Cuba, il Che e gli anni della rivoluzione
Tra le tappe più significative della sua esperienza professionale figurano gli anni trascorsi a Cuba tra il 1960 e il 1970, nel pieno del fervore rivoluzionario. In quel periodo Gasparini ebbe modo di frequentare intellettuali e scrittori come Gabriel García Márquez e di osservare da vicino i profondi cambiamenti che stavano trasformando l'isola. Nelle sue immagini trova ampio spazio anche la figura di Ernesto Che Guevara, protagonista di numerosi reportage e fotolibri che hanno contribuito a documentare una delle stagioni più intense della storia contemporanea latinoamericana.

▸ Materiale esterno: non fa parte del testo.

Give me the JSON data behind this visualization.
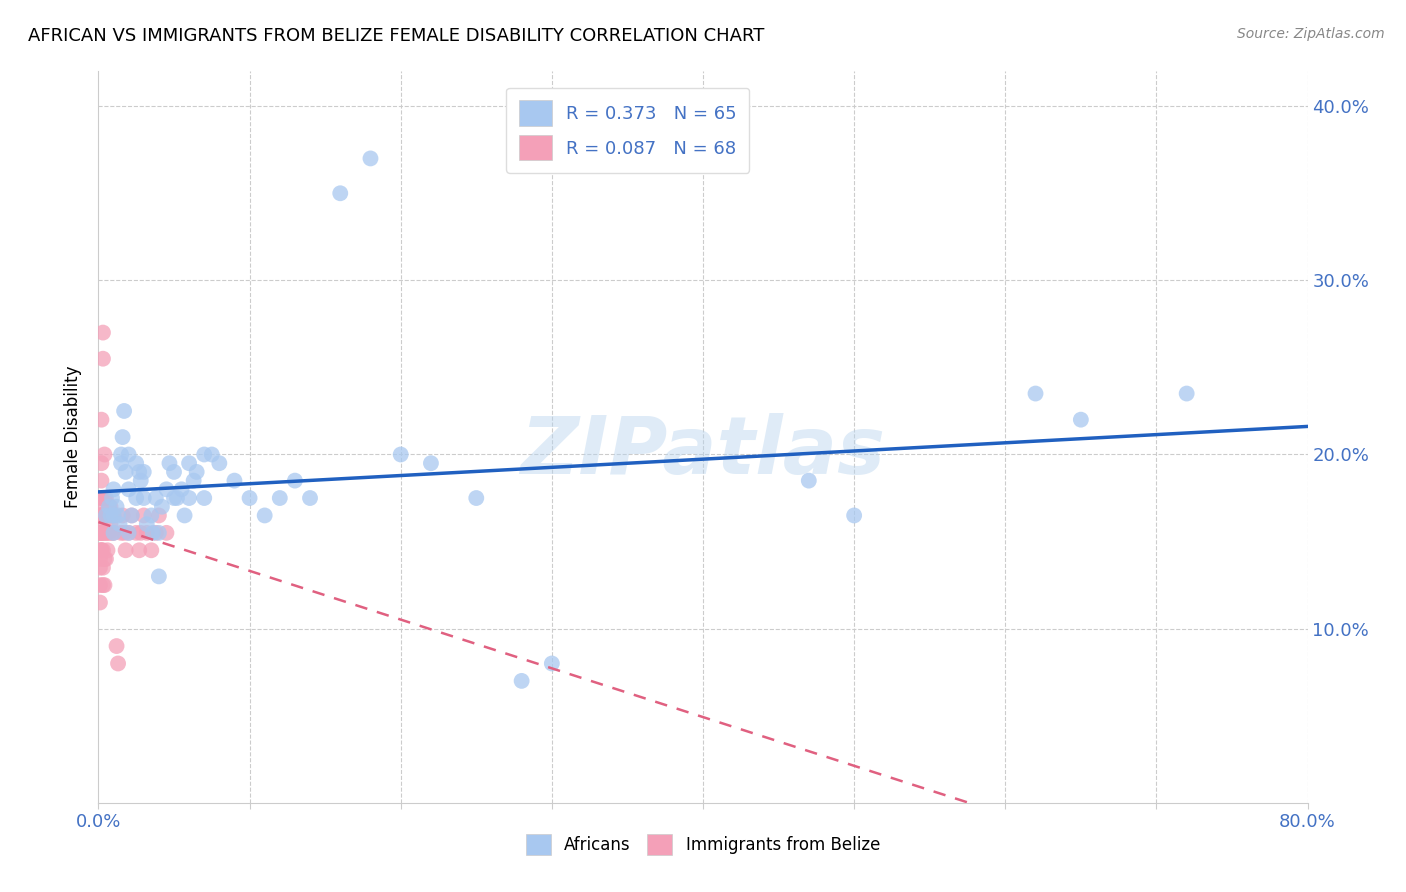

Un patrimonio fotografico riconosciuto nel mondo
Le opere di Paolo Gasparini fanno oggi parte delle collezioni di alcune tra le più importanti istituzioni culturali internazionali. I suoi lavori sono conservati, tra gli altri, al MoMA di New York e alla Bibliothèque Nationale de France. Nel corso della sua carriera ha ricevuto numerosi riconoscimenti, tra cui il premio assegnato nel 2000 dal CRAF di Spilimbergo. Con il recente volume Adiós fotografía, il fotografo propone una riflessione sul presente dell'immagine, esprimendo una visione critica nei confronti della fotografia contemporanea, sempre più legata alla comunicazione veloce e ai social network.

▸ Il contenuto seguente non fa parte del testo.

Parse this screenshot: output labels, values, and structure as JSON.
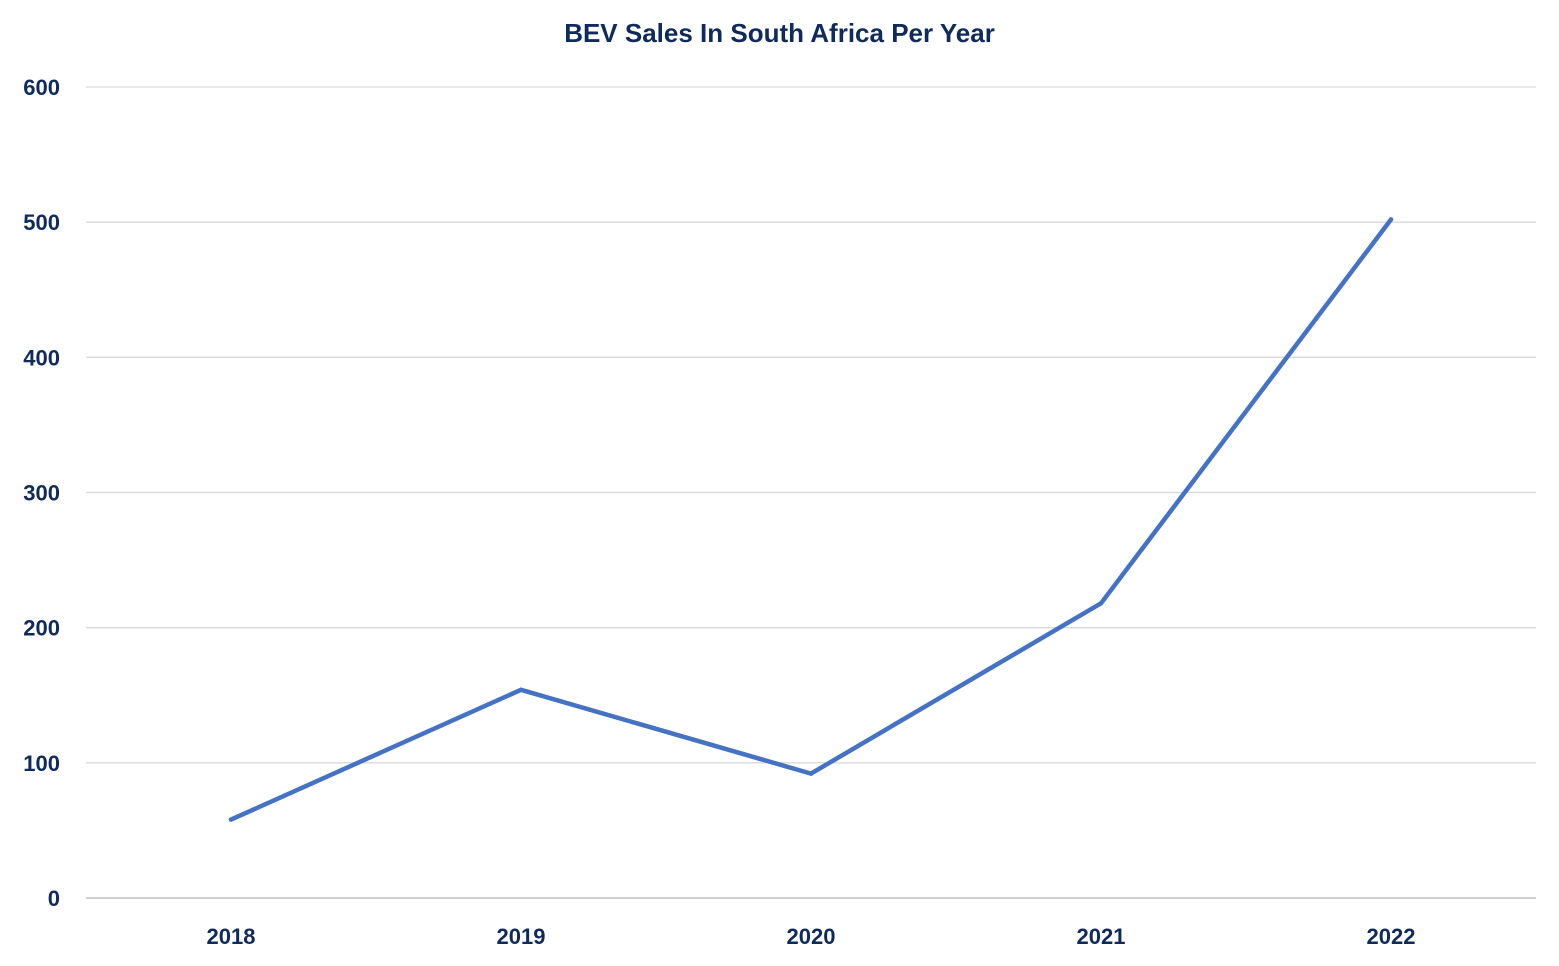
{
  "chart_data": {
    "type": "line",
    "title": "BEV Sales In South Africa Per Year",
    "xlabel": "",
    "ylabel": "",
    "categories": [
      "2018",
      "2019",
      "2020",
      "2021",
      "2022"
    ],
    "series": [
      {
        "values": [
          58,
          154,
          92,
          218,
          502
        ],
        "color": "#4472c4"
      }
    ],
    "ylim": [
      0,
      600
    ],
    "yticks": [
      0,
      100,
      200,
      300,
      400,
      500,
      600
    ],
    "ytick_labels": [
      "0",
      "100",
      "200",
      "300",
      "400",
      "500",
      "600"
    ],
    "grid": true,
    "legend": "none"
  },
  "colors": {
    "title": "#0f2a5c",
    "gridline": "#d9d9d9",
    "axis": "#bfbfbf",
    "line": "#4472c4"
  }
}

L'incontro con Italo Zannier ed Esteban Gasparini
A dialogare con il pubblico saranno lo storico della fotografia e membro della giuria del Premio Hemingway Italo Zannier e Esteban Gasparini, figlio dell'autore. Paolo Gasparini, oggi novantadueenne e residente in Venezuela, parteciperà all'evento attraverso un videomessaggio dedicato al pubblico di Lignano Sabbiadoro. L'ingresso all'incontro è gratuito, con possibilità di prenotazione fino a esaurimento dei posti disponibili attraverso il sito ufficiale della manifestazione.

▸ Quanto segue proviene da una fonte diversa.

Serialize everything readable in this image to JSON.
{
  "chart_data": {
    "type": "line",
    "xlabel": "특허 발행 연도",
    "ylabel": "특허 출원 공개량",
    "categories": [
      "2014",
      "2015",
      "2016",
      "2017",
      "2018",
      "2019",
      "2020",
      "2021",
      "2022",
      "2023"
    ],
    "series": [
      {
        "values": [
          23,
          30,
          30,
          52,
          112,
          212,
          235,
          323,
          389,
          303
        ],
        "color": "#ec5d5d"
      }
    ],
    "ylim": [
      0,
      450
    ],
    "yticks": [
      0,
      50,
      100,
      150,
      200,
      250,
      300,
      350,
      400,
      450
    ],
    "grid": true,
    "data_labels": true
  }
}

I protagonisti delle prossime giornate
Dopo l'appuntamento inaugurale, il Premio Hemingway proseguirà con una serie di incontri dedicati agli altri vincitori dell'edizione 2026. Venerdì 26 giugno alle 18.30, al Cinecity di Lignano, sarà protagonista la sinologa e divulgatrice Giada Messetti. Nella stessa giornata, alle 21, spazio allo scrittore Niccolò Ammaniti, premiato nella categoria Letteratura. Sabato 27 giugno, alle 11, l'incontro sarà dedicato allo scrittore Burhan Sönmez, mentre alle 17 toccherà allo psichiatra e saggista Paolo Crepet.
La cerimonia finale
Il percorso si concluderà sabato 27 giugno alle 20.45 al Cinecity di Lignano Sabbiadoro con la cerimonia di premiazione della 42ª edizione del Premio Hemingway. A condurre la serata sarà la giornalista Monica Giandotti. Promosso dal Comune di Lignano Sabbiadoro con il sostegno della Regione Friuli Venezia Giulia e la collaborazione della Fondazione Pordenonelegge, il Premio Hemingway continua così a rappresentare un importante spazio di confronto tra letteratura, fotografia, pensiero e attualità, nel segno dell'eredità culturale lasciata da Ernest Hemingway.